Cynred n’avait rien à répondre à cela, car elle n’avait pas tort.

— Mon contrat n’est pas achevé, continua-t-elle.

— Vu les circonstances, je ne pourrai plus te payer, donc je pense que si.

Elle fronça les sourcils et lui donna une tape sur l’épaule.

— Tu as compris ce que je veux dire, grogna-t-elle. On forme une équipe.

Et je ne veux plus te quitter, termina-t-elle à part elle.

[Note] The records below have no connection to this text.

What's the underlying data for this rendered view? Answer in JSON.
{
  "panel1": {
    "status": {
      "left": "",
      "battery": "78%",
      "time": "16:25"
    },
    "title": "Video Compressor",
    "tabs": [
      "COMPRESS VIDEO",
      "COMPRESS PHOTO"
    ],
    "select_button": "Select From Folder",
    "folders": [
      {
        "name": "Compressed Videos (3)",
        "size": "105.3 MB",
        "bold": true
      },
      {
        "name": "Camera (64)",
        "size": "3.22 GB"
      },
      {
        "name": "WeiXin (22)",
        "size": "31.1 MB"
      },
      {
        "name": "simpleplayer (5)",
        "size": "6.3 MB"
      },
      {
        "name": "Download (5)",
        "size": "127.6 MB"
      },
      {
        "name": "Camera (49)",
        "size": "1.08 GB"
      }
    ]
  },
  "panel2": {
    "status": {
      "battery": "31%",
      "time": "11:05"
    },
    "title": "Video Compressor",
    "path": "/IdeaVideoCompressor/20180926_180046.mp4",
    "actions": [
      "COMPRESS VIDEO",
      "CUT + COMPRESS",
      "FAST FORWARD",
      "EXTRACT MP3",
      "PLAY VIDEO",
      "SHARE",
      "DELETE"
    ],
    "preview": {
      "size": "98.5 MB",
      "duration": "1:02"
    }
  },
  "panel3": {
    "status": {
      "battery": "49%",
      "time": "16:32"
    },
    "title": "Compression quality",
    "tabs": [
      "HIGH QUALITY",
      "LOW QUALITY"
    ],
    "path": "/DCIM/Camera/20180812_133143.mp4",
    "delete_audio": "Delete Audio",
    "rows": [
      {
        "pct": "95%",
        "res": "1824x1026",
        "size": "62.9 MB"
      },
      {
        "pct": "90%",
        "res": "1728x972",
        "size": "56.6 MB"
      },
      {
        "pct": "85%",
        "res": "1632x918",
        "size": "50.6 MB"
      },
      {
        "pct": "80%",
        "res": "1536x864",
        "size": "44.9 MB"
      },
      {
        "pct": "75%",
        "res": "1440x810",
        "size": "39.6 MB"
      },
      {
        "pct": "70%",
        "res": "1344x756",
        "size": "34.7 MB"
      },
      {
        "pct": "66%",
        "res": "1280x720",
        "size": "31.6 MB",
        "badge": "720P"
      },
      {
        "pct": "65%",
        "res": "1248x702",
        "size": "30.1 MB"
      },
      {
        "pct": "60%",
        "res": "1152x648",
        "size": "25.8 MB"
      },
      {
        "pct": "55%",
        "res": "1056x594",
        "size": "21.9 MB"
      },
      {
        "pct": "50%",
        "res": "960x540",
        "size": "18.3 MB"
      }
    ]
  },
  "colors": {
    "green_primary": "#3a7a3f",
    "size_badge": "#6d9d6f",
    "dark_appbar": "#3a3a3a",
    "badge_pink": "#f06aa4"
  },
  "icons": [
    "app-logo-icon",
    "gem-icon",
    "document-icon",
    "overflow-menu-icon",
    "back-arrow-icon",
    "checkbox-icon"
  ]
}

— D’accord, murmura le blessé, qui sentit soudain un lourd sommeil s’emparer de lui.

Il s’allongea sur le flanc, tourné vers son amie et effleura ses doigts de sa main valide.

— Merci, souffla-t-il, en fermant les yeux. Ta mélodie m’apaise !

Isobel écarquilla les yeux. Ce n’était pas la première fois qu’elle entendait ce genre de phrases dans sa bouche. Cependant, cette fois-là, elle se demanda si, au lieu d’une figure de style, ce n’était pas la vérité.